Elle signe en cet hiver 2013 un roman bouleversant, superbement écrit, qui dit la douleur du deuil et le besoin des autres pour exister.

Ancien chirurgien du cœur, Octave Lassalle, 90 ans, aurait de nombreuses raisons de se sentir fatigué. L’âge, les articulations douloureuses, le cœur qui bat trop vite. Le vieil homme n’est pourtant pas en paix, car une blessure ancienne est encore béante. Sa fille bien-aimée, Claire, a eu un accident de voiture à 19 ans, alors qu’elle rejoignait son amant. Sa femme, Anna, très croyante, ne lui a jamais pardonné de ne pas avoir tenté de sauver sa fille. Elle est partie pour le Canada, emmenant le corps de Claire. Trop seul dans sa grande maison depuis tant d’années, Octave décide de s’entourer, comme s’il officiait toujours autour d’une table d’opération. Il se compose une équipe de quatre accompagnateurs choisis avec soin. Peu à peu, on découvre les personnages, leurs failles, leurs histoires.

La journée commence avec Marc Mazetti, orphelin ballotté de foyer en foyer, ancien soldat en Afrique, chargé de la toilette d’Octave et du jardin. Après le déjeuner, c’est au tour d’Hélène Avèle de mener la lecture des journaux, puis de peindre un portrait de Claire, à la manière des portraits funéraires du Fayoum. Hantée par une histoire d’amour perdu, Hélène vit en dehors de la vie. Yolande Grange, dont le père n’a jamais eu vraiment d’attention pour elle, s’occupe d’Octave en fin de journée. Sans enfant, elle a pris sous son aile une jeune femme enceinte, Louise. Béatrice Benoît, étudiante en soins infirmiers, passe la nuit dans la grande maison, veillant sur le sommeil du vieil homme. Elle fait souvent des cauchemars à propos de son frère mort avant sa naissance. Son seul refuge : se laisser emporter par la danse.
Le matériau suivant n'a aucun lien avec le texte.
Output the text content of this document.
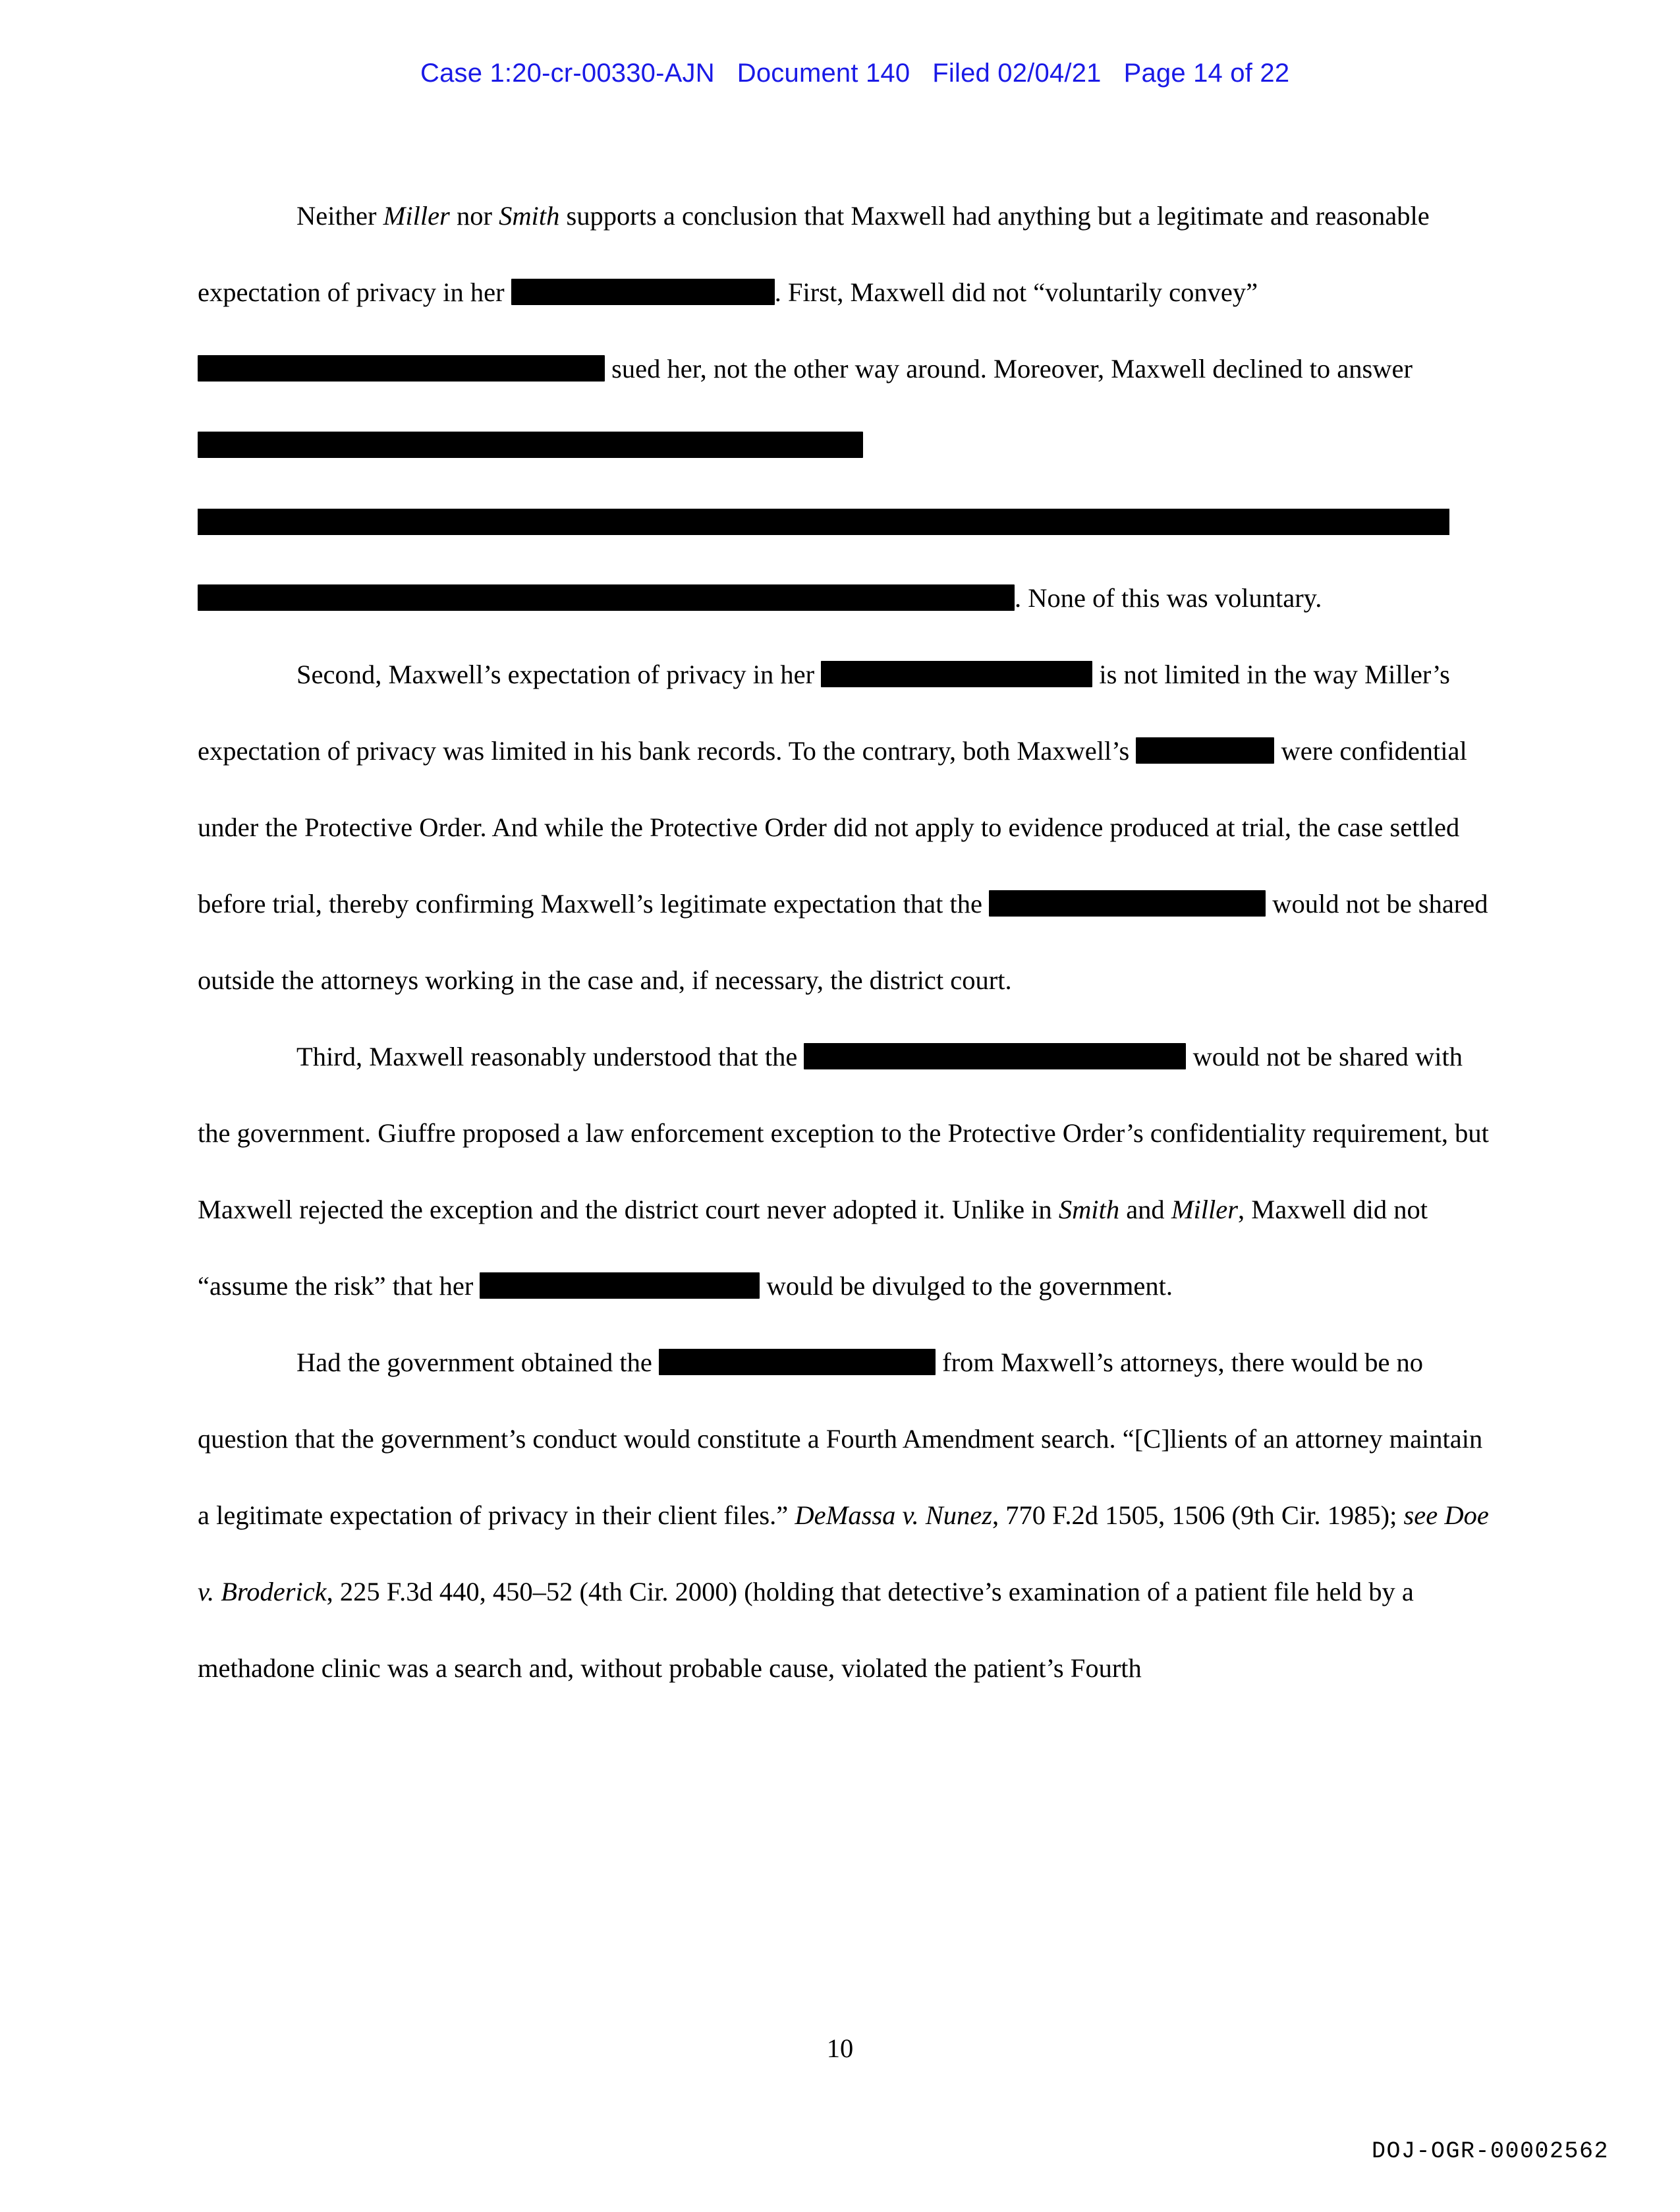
Case 1:20-cr-00330-AJN Document 140 Filed 02/04/21 Page 14 of 22

Neither Miller nor Smith supports a conclusion that Maxwell had anything but a legitimate and reasonable expectation of privacy in her	. First, Maxwell did not “voluntarily convey”  sued her, not the other way around. Moreover, Maxwell declined to answer
. None of this was voluntary.

Second, Maxwell’s expectation of privacy in her	is not limited in the way Miller’s expectation of privacy was limited in his bank records. To the contrary, both Maxwell’s	were confidential under the Protective Order. And while the Protective Order did not apply to evidence produced at trial, the case settled before trial, thereby confirming Maxwell’s legitimate expectation that the	would not be shared outside the attorneys working in the case and, if necessary, the district court.

Third, Maxwell reasonably understood that the	would not be shared with the government. Giuffre proposed a law enforcement exception to the Protective Order’s confidentiality requirement, but Maxwell rejected the exception and the district court never adopted it. Unlike in Smith and Miller, Maxwell did not “assume the risk” that her	would be divulged to the government.

Had the government obtained the	from Maxwell’s attorneys, there would be no question that the government’s conduct would constitute a Fourth Amendment search. “[C]lients of an attorney maintain a legitimate expectation of privacy in their client files.” DeMassa v. Nunez, 770 F.2d 1505, 1506 (9th Cir. 1985); see Doe v. Broderick, 225 F.3d 440, 450–52 (4th Cir. 2000) (holding that detective’s examination of a patient file held by a methadone clinic was a search and, without probable cause, violated the patient’s Fourth

10
DOJ-OGR-00002562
Trois femmes, un homme, qui vont apprendre à vivre avec un vieux chirurgien au regard acéré. Octave demande à Hélène d’aller au Canada rencontrer Anna et poser le portrait sur la tombe de Claire. Il trouve le journal intime de sa fille et découvre qu’avant sa mort elle vivait une histoire d’amour passionnée avec un père de famille. Il confie les pages qu’il ne peut lire à ses quatre compagnons. Marc et Yolande tombent amoureux. De retour de Montréal, Hélène fait le portrait d’Octave.
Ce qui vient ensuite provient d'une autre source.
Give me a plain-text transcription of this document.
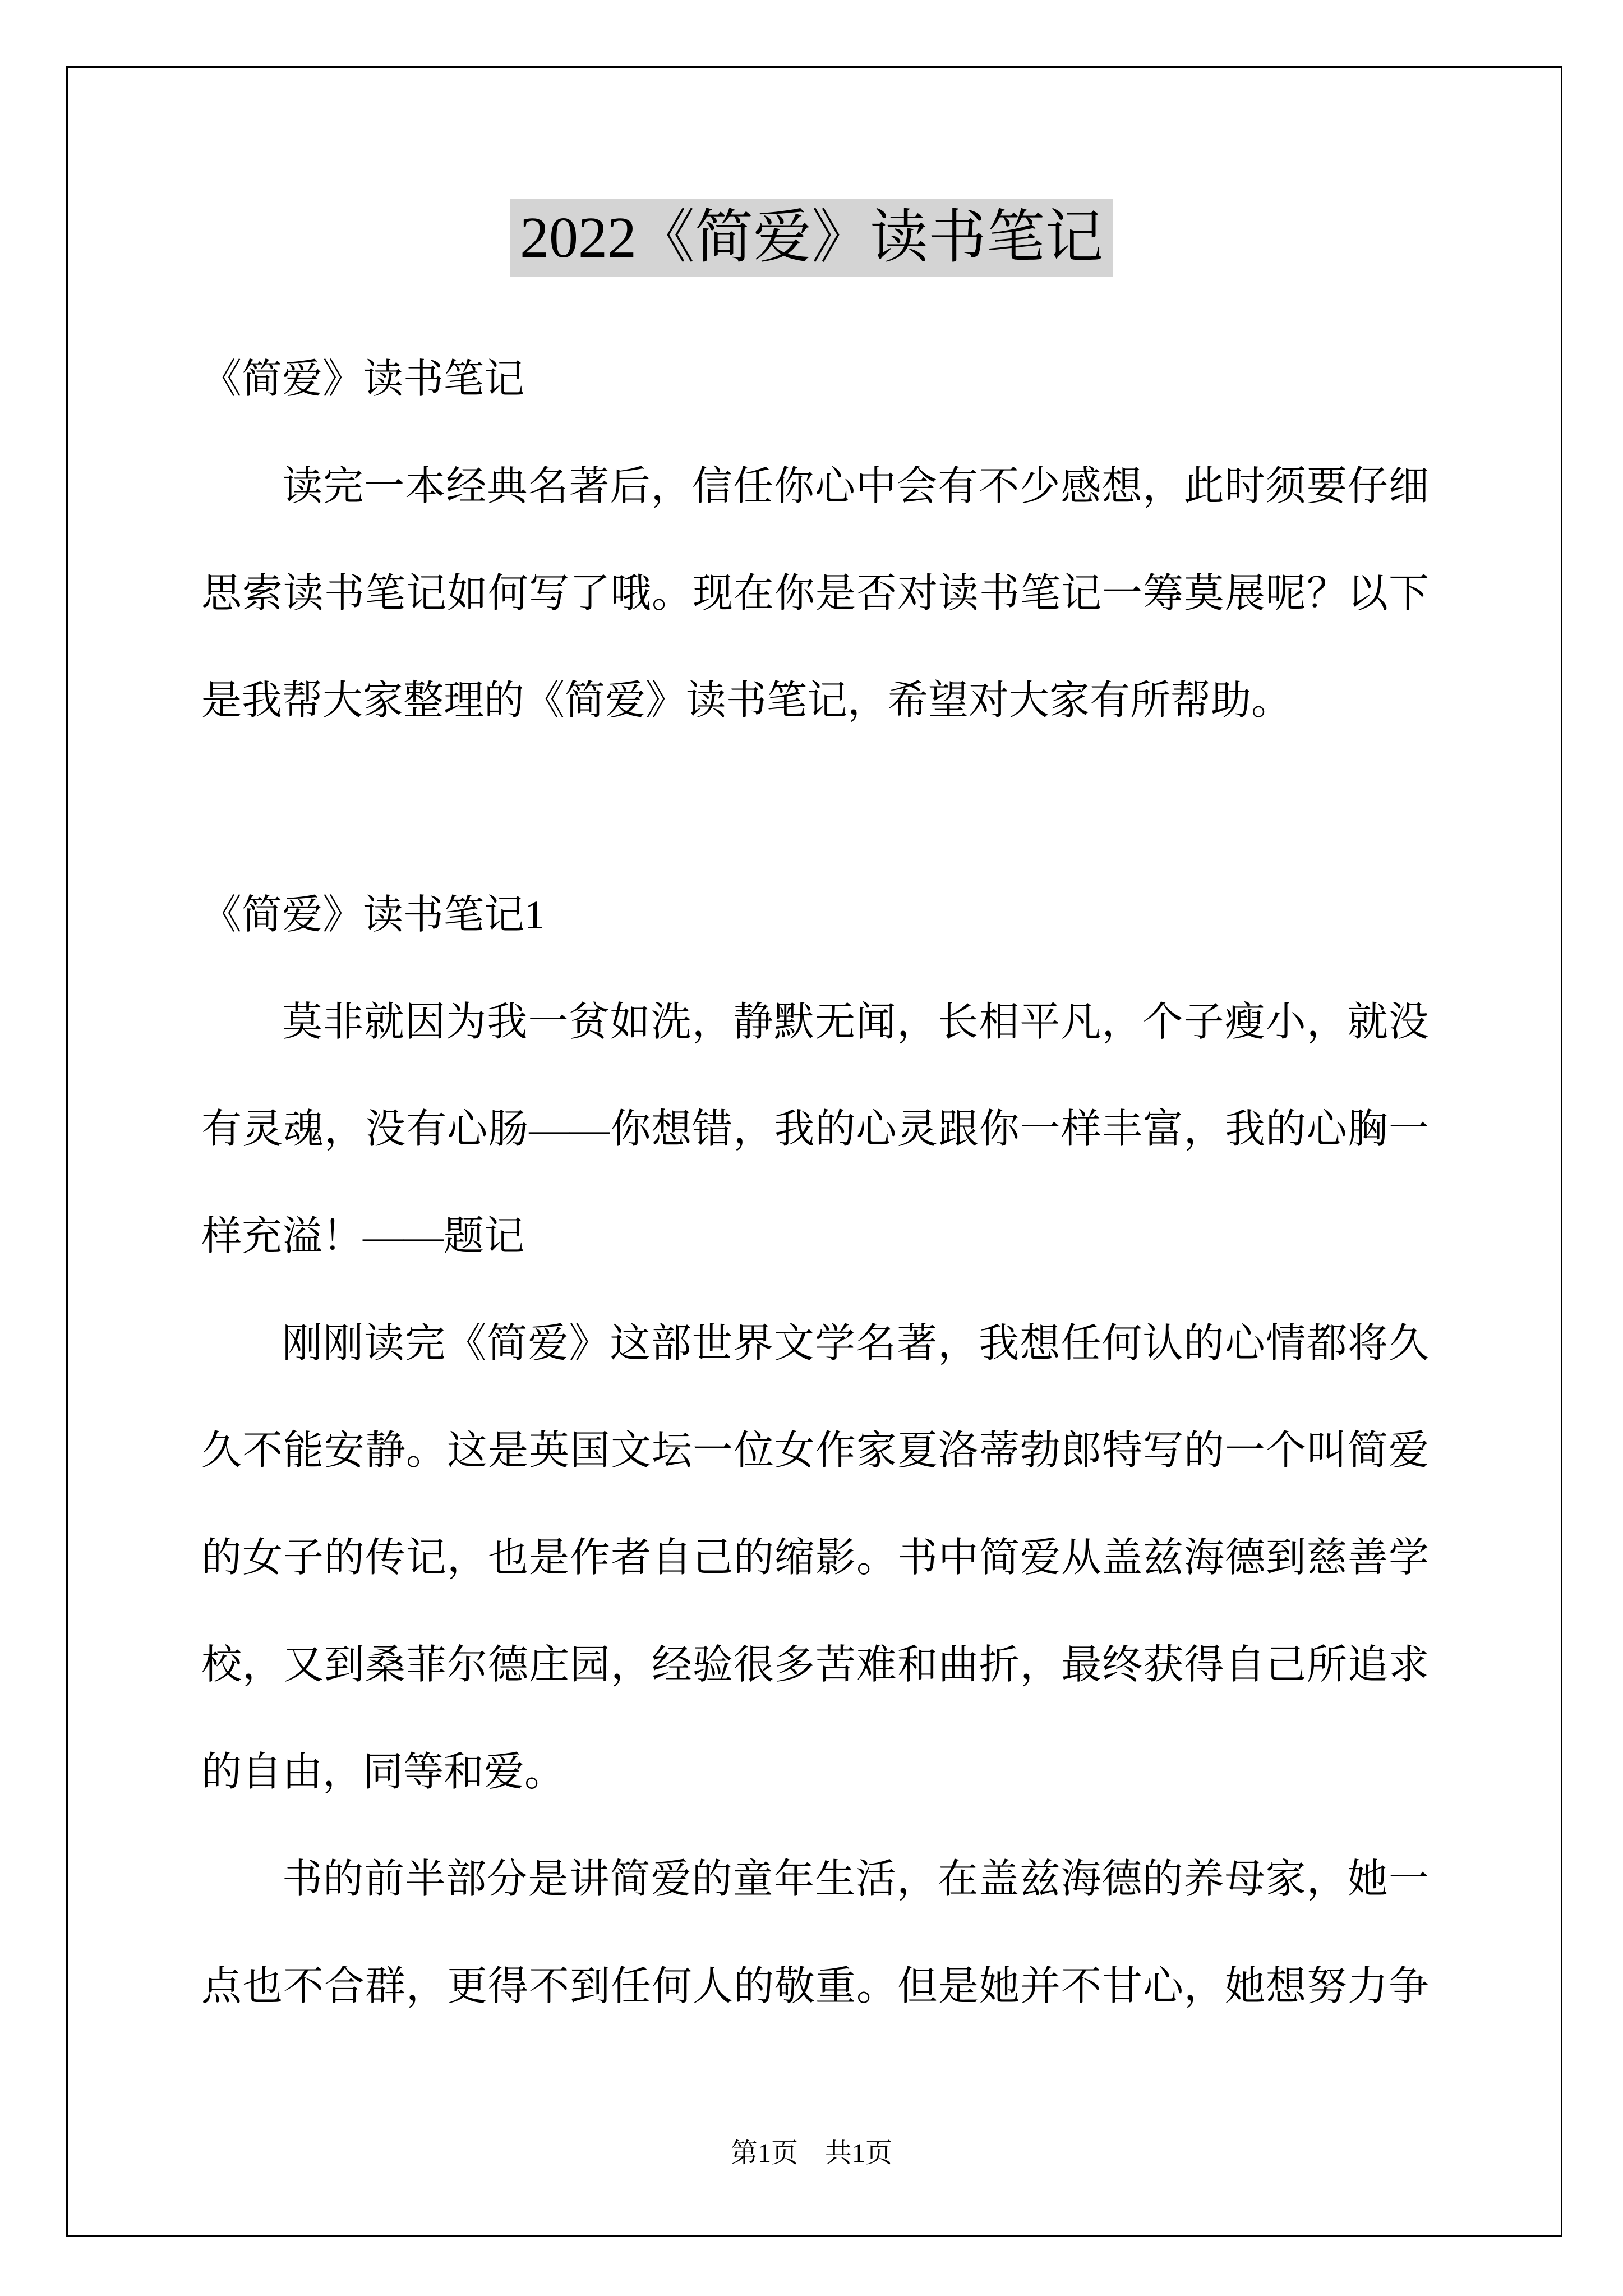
2022《简爱》读书笔记
《简爱》读书笔记
读完一本经典名著后，信任你心中会有不少感想，此时须要仔细
思索读书笔记如何写了哦。现在你是否对读书笔记一筹莫展呢？以下
是我帮大家整理的《简爱》读书笔记，希望对大家有所帮助。
《简爱》读书笔记1
莫非就因为我一贫如洗，静默无闻，长相平凡，个子瘦小，就没
有灵魂，没有心肠——你想错，我的心灵跟你一样丰富，我的心胸一
样充溢！——题记
刚刚读完《简爱》这部世界文学名著，我想任何认的心情都将久
久不能安静。这是英国文坛一位女作家夏洛蒂勃郎特写的一个叫简爱
的女子的传记，也是作者自己的缩影。书中简爱从盖兹海德到慈善学
校，又到桑菲尔德庄园，经验很多苦难和曲折，最终获得自己所追求
的自由，同等和爱。
书的前半部分是讲简爱的童年生活，在盖兹海德的养母家，她一
点也不合群，更得不到任何人的敬重。但是她并不甘心，她想努力争
第1页 共1页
Jeanne Benameur nous offre un roman à la fois grave et doux, simple et profond, sur la mort et la vie, la foi et le doute, le temps, le poids du passé. Ce récit touche à ce qu’il y a de plus profond en nous, allie la douleur à la douceur, il apaise et il remue, il suscite émotion et réflexion. Le lecteur est touché par la justesse et la poésie des mots employés, la douceur, mais aussi la fragilité qui ressort de chaque personnage. On s’attache à ces êtres meurtris qui vont retrouver confiance. La romancière joue sur la fragilité des liens qui unissent ce quintet. La douceur de son écriture accompagne leur évolution, effleure les aspérités de leurs parcours, sans pathos, ni sensiblerie, alors même que la thématique s’y prêtait. Jeanne Benameur reste pudique, discrète et c’est à pas feutrés qu’elle déroule doucement le fil de son intrigue.

Un livre d’une intensité rare, éblouissant, qui ne laissera personne indifférent. Un lecture dont on sort grandi, habité par ce texte sublime qui résonne encore, longtemps après l’avoir achevé.

« Le roman est tissé de ces vies qui se cherchent et se touchent, des vies trébuchantes, traversées d’élans et de doutes qui trouvent parfois, magnifiquement, la justesse. »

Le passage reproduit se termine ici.